Semicolons can add variety to your sentence structure. Ask anyone who has taken my writing workshops, and they'll confirm that I advocate for the short, simple sentence. But not every sentence. Please! Unless you’re deliberately trying to sound like Hemingway, you’ll want to mix things up. Sometimes, you'll want to use two short sentences; other times, you can craft a longer sentence that includes a semicolon. 

Semicolons are essential to separate items in a list. But not just any old list – a long list whose items themselves contain commas. Mary Norris calls this “a kind of extra-strength comma.” Using a semicolon saves you from the pandemonium that inevitably ensues from a mass piling on of commas.

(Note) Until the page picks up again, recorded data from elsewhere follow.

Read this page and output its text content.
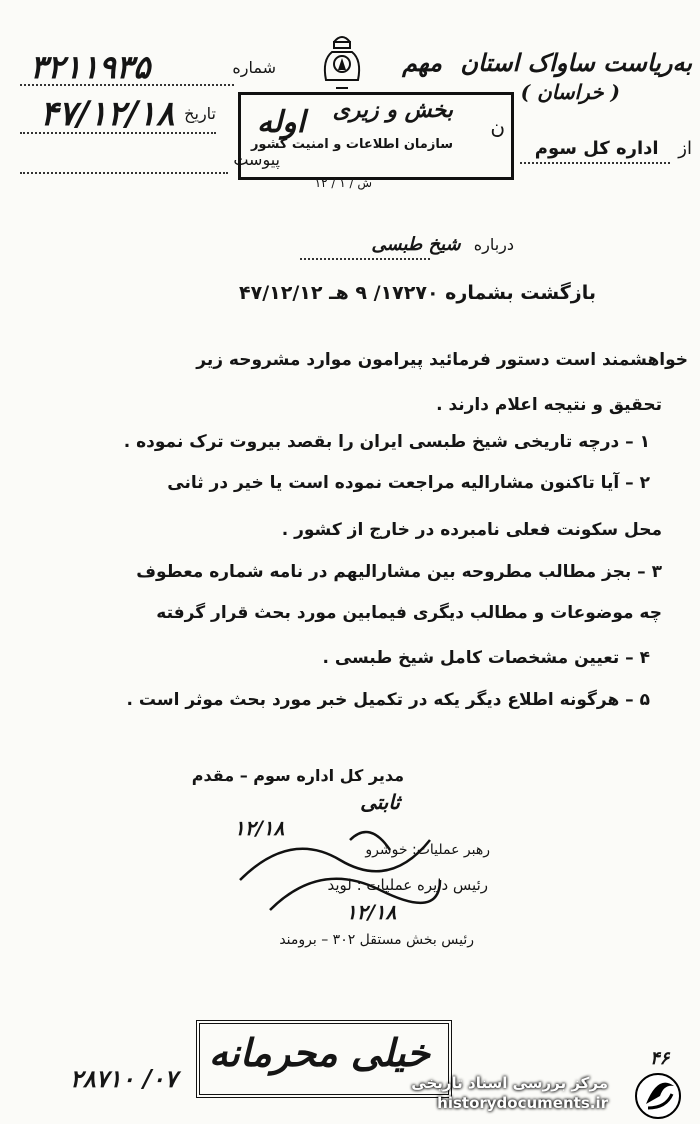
به‌ریاست ساواک استان مهم
( خراسان )
از اداره کل سوم
شماره
۳۲۱۱۹۳۵
تاریخ
۴۷/۱۲/۱۸
پیوست
بخش و زیری
سازمان اطلاعات و امنیت کشور
اوله	ن
ش / ۱ / ۱۲
درباره شیخ طبسی
بازگشت بشماره ۱۷۲۷۰/ ۹ هـ ۴۷/۱۲/۱۲
خواهشمند است دستور فرمائید پیرامون موارد مشروحه زیر
تحقیق و نتیجه اعلام دارند .
۱ – درچه تاریخی شیخ طبسی ایران را بقصد بیروت ترک نموده .
۲ – آیا تاکنون مشارالیه مراجعت نموده است یا خیر در ثانی
محل سکونت فعلی نامبرده در خارج از کشور .
۳ – بجز مطالب مطروحه بین مشارالیهم در نامه شماره معطوف
چه موضوعات و مطالب دیگری فیمابین مورد بحث قرار گرفته
۴ – تعیین مشخصات کامل شیخ طبسی .
۵ – هرگونه اطلاع دیگر یکه در تکمیل خبر مورد بحث موثر است .
مدیر کل اداره سوم – مقدم
ثابتی
۱۲/۱۸
رهبر عملیات: خوشرو
رئیس دایره عملیات : لوید
۱۲/۱۸
رئیس بخش مستقل ۳۰۲ – برومند
خیلی محرمانه
۰۷/ ۲۸۷۱۰
۴۶
مرکز بررسی اسناد تاریخی
historydocuments.ir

Example: Monsters of Folk are a kind of “supergroup”, consisting of Conor Oberst from Omaha, Nebraska; Jim James from Louisville, Kentucky; M. Ward from Portland, Oregon; and Mike Mogis from North Platte, Nebraska.

Of course, if you’re truly allergic to the semicolon, you can always turn your long, horizontal list into a vertical one by inserting bullets before each “item.” I often recommend this because it allows the reader to more quickly scan and digest the information. In that case, the common practice is to add a semicolon at the end of each bulleted item; also add “and” after the penultimate item.

Example: Monsters of Folk are a kind of supergroup, consisting of:

  • Conor Oberst from Omaha, Nebraska;
  • Jim James from Louisville, Kentucky;
  • M. Ward from Portland, Oregon; and
  • Mike Mogis from North Platte, Nebraska.

And here’s another little rule for you: Never use a semicolon after a salutation. Always use a comma or a colon. So, it's Dear Daddy, (comma) or Dear Daddy: (colon). Not: Dear Daddy; (semicolon). Sorry, gentle readers, but that’s just the way it is.

On the ever-so-slight chance that I have failed to convince you of the beauty of the semicolon, I leave you with this, from “The Case for Semicolons” by Lauren Oyler which appeared in New York Times Magazine on February 9, 2021:

“There are many things to fear in life, but punctuation is not one of them. That semicolons, unlike most other punctuation marks, are fully optional and relatively unusual lends them power; when you use one, you are doing something purposefully, by choice, at a time when motivations are vague and intentions often denied.”

There you go – another example of the sheer power of writing. See why I get so excited?

Remember this: 
Semicolons can add variety to your sentence structure: Use them to link two independent but related clauses. Also use them to separate items in a long list when some or all of those items contain commas.